Airbnb's valuation is an open question still: Though it was valued at $31 billion back in 2017, an April 2020 round valued it at just $18 billion. But even at the latter valuation, some people stand to do very well.
"Very sneakily but not surprisingly, Airbnb is NOT breaking out Experiences revenues or investments." — Skift CEO Rafat Ali suggested that might be because Airbnb's return on investment with experiences is … not great so far.
"Airbnb reports that building a community is their primary differentiating factor." — CMX's David Spinks did the math, and "community" appears 166 times in the S-1.
"Wow! These Airbnb numbers are [terrible]/[incredible]! Brian Chesky is [the next Steve Jobs] / [the wrong person to lead this company]. [Congrats to the @airbnb team! Huge fan!] / [Ooof another overfunded sharing economy dud]" — Packy McCormick had the best take.
It wouldn't be a tech IPO filing without a few ridiculous and nonsensical claims.
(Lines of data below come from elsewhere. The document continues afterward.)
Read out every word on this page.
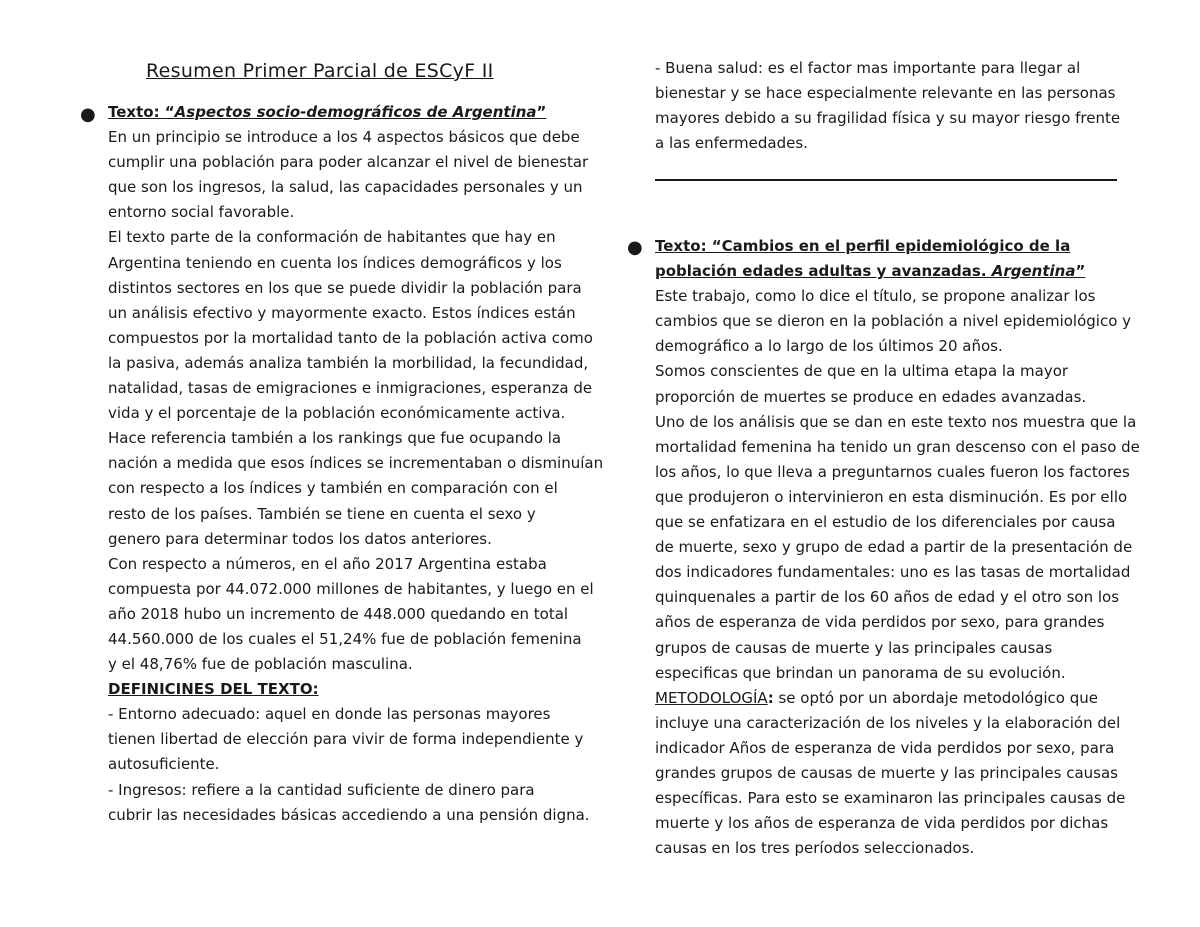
Resumen Primer Parcial de ESCyF II
● Texto: “Aspectos socio-demográficos de Argentina”
En un principio se introduce a los 4 aspectos básicos que debe
cumplir una población para poder alcanzar el nivel de bienestar
que son los ingresos, la salud, las capacidades personales y un
entorno social favorable.
El texto parte de la conformación de habitantes que hay en
Argentina teniendo en cuenta los índices demográficos y los
distintos sectores en los que se puede dividir la población para
un análisis efectivo y mayormente exacto. Estos índices están
compuestos por la mortalidad tanto de la población activa como
la pasiva, además analiza también la morbilidad, la fecundidad,
natalidad, tasas de emigraciones e inmigraciones, esperanza de
vida y el porcentaje de la población económicamente activa.
Hace referencia también a los rankings que fue ocupando la
nación a medida que esos índices se incrementaban o disminuían
con respecto a los índices y también en comparación con el
resto de los países. También se tiene en cuenta el sexo y
genero para determinar todos los datos anteriores.
Con respecto a números, en el año 2017 Argentina estaba
compuesta por 44.072.000 millones de habitantes, y luego en el
año 2018 hubo un incremento de 448.000 quedando en total
44.560.000 de los cuales el 51,24% fue de población femenina
y el 48,76% fue de población masculina.
DEFINICINES DEL TEXTO:
- Entorno adecuado: aquel en donde las personas mayores
tienen libertad de elección para vivir de forma independiente y
autosuficiente.
- Ingresos: refiere a la cantidad suficiente de dinero para
cubrir las necesidades básicas accediendo a una pensión digna.
- Buena salud: es el factor mas importante para llegar al
bienestar y se hace especialmente relevante en las personas
mayores debido a su fragilidad física y su mayor riesgo frente
a las enfermedades.
● Texto: “Cambios en el perfil epidemiológico de la
población edades adultas y avanzadas. Argentina”
Este trabajo, como lo dice el título, se propone analizar los
cambios que se dieron en la población a nivel epidemiológico y
demográfico a lo largo de los últimos 20 años.
Somos conscientes de que en la ultima etapa la mayor
proporción de muertes se produce en edades avanzadas.
Uno de los análisis que se dan en este texto nos muestra que la
mortalidad femenina ha tenido un gran descenso con el paso de
los años, lo que lleva a preguntarnos cuales fueron los factores
que produjeron o intervinieron en esta disminución. Es por ello
que se enfatizara en el estudio de los diferenciales por causa
de muerte, sexo y grupo de edad a partir de la presentación de
dos indicadores fundamentales: uno es las tasas de mortalidad
quinquenales a partir de los 60 años de edad y el otro son los
años de esperanza de vida perdidos por sexo, para grandes
grupos de causas de muerte y las principales causas
especificas que brindan un panorama de su evolución.
METODOLOGÍA: se optó por un abordaje metodológico que
incluye una caracterización de los niveles y la elaboración del
indicador Años de esperanza de vida perdidos por sexo, para
grandes grupos de causas de muerte y las principales causas
específicas. Para esto se examinaron las principales causas de
muerte y los años de esperanza de vida perdidos por dichas
causas en los tres períodos seleccionados.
Fortunately, Airbnb doesn't disappoint:
"We have helped millions of people satisfy a fundamental human need for connection. And it is through this connection that people can experience a greater sense of belonging."
"People are feeling increasingly disconnected in the world, and loneliness is pervading our society. The opposite of loneliness is belonging — the feeling of deep and genuine connection to a person, a place, or community. It's the feeling of being 'at home.' The feeling of being known and loved."
Values: "Be a cereal entrepreneur. Our employees are bold and resourceful. 'Cereal entrepreneur' refers to the time when AirbedandBreakfast.com was struggling to earn revenue, and Brian and Joe decided to sell collectible breakfast cereal during the U.S. presidential election in 2008. They created and sold Obama O's and Cap'n McCain's and earned nearly $30,000, enough to keep Airbnb going."